Why hasn’t this come up before? How is it possible to “ban” something from PBS?
I read the book a long time ago. I remember thinking the last 100 pages reminded me of the Begats in the Bible…Haley spent the bulk of the book on Kunta Kinte and the first few generations, then kind of rushed through the immediate generations right before his birth…you know, so and so married such and such, then Whosit was born, who married Whirlygirl, then I was born.
Nope – not in that way. A true story about actually sifting through the miasma of history and records and finding your own family tree (boy, that’s a badly mixed metaphor!) is a lot more fascinating and impressive than someone simply fabricating such a tree, even if plausible and well-researched.
I listened to several hours of audio tape of Haley describing his search in early 1973. Absolutely fascinating.
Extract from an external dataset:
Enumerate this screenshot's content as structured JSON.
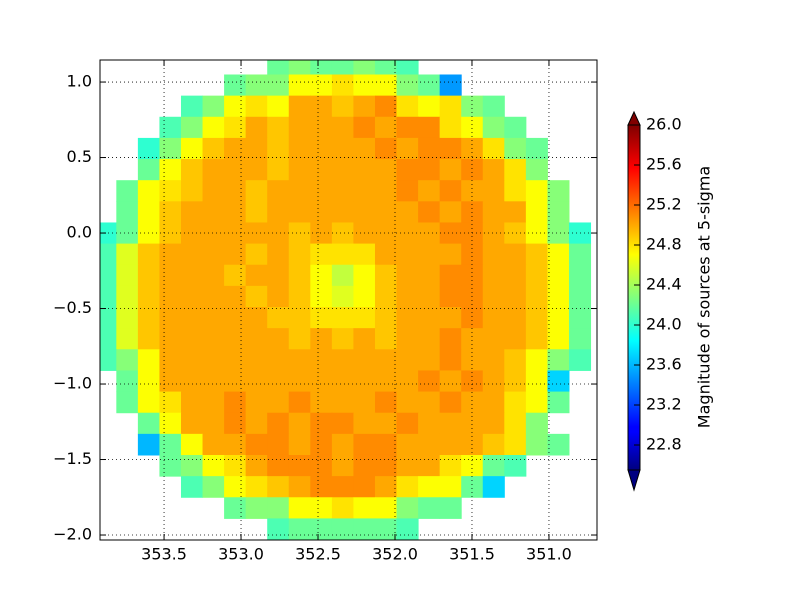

He clearly knew he had an ancestor named “Kinte”, who had been caught by slavers while out in the woods to get a log to make drum, long before he started his search. He also knew it was shortly have the British soldiers had first visited the area. These allowed him to pinpoint Kinte’s tribe and the period when he was enslaved. He figured out quite a bit going along this way.
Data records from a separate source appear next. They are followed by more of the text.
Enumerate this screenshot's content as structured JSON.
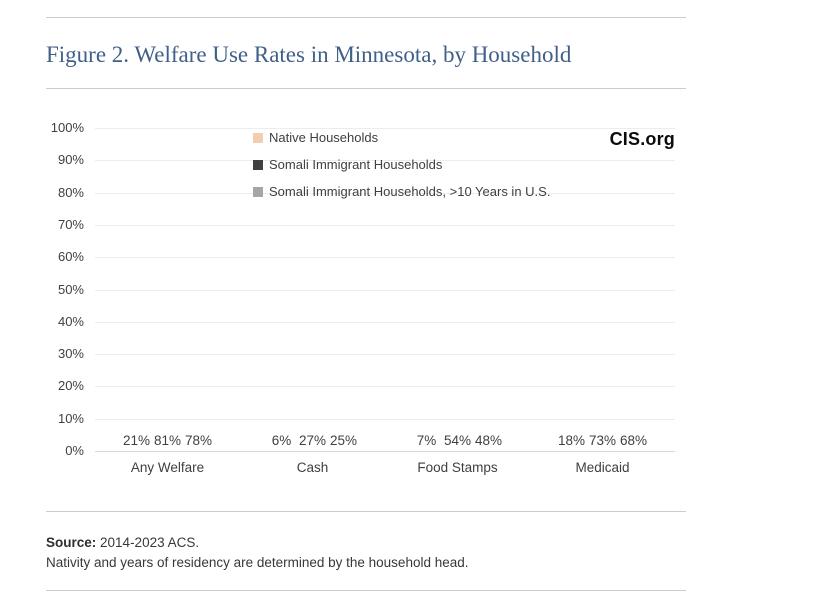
{
  "page": {
    "title": "Figure 2. Welfare Use Rates in Minnesota, by Household",
    "brand": "CIS.org",
    "source_label": "Source:",
    "source_text": "2014-2023 ACS.",
    "note_text": "Nativity and years of residency are determined by the household head."
  },
  "chart_data": {
    "type": "bar",
    "title": "Figure 2. Welfare Use Rates in Minnesota, by Household",
    "categories": [
      "Any Welfare",
      "Cash",
      "Food Stamps",
      "Medicaid"
    ],
    "series": [
      {
        "name": "Native Households",
        "color": "#F2CDB0",
        "values": [
          21,
          6,
          7,
          18
        ]
      },
      {
        "name": "Somali Immigrant Households",
        "color": "#404040",
        "values": [
          81,
          27,
          54,
          73
        ]
      },
      {
        "name": "Somali Immigrant Households, >10 Years in U.S.",
        "color": "#A6A6A6",
        "values": [
          78,
          25,
          48,
          68
        ]
      }
    ],
    "xlabel": "",
    "ylabel": "",
    "ylim": [
      0,
      100
    ],
    "ytick_step": 10,
    "ytick_suffix": "%",
    "value_label_suffix": "%",
    "grid": true,
    "legend_position": "top-center",
    "colors": {
      "gridline": "#ECECEC",
      "axis_line": "#D8D8D8",
      "text": "#3F3F3F",
      "title": "#406089",
      "divider": "#CCCCCC"
    }
  }
}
But, for the book, he threw in a lot of other stuff to make a story that wasn’t factual. Just things that were typical for the time and places.
Just to clear something up, most of the book was a product of Haley’s imagination, but most of the family tree itself is accurate.
Virtually all of Kunta Kinte’s story was likely created by Haley based on what would have been typical in an African’s life in that time period in Africa and subsequent to being taken a slave, mixed with generations’ old stories told about an ancestor of his known only as “The African” whose actual name was long lost. Haley supposedly got the name from a griot (story teller) in Africa. Whether he actually located the village and unearthed the name is dubious. Kunta’s story occupies a bit over half of the book.
Most of the remaining section of the book concerns Kunta’s daughter, Kizzy. The geneology from Kizzy through Haley is solidly supported by evidence, though the details of what exactly went on were likely a product of Haley’s research on slave life in that era combined with what few records of trades and such were unearthed. As you get closer to the present, each subsequent generation’s story gets shorter–Chicken George gets a decent amount of development, his son Tom a little less, and from there it’s pretty much as ivylass described it–more a listing of who produced whom on their way to producing Haley than a story.
So the main character of the first section of the book was likely nearly entirely invented by Haley–that The African existed, was Kizzy’s father, and was reported to have repeatedly tried to escape until hobbled is really all we know about him–but the other people, who occupy somewhat less than half the book, actually existed as documented, though their stories are highly fictionalized.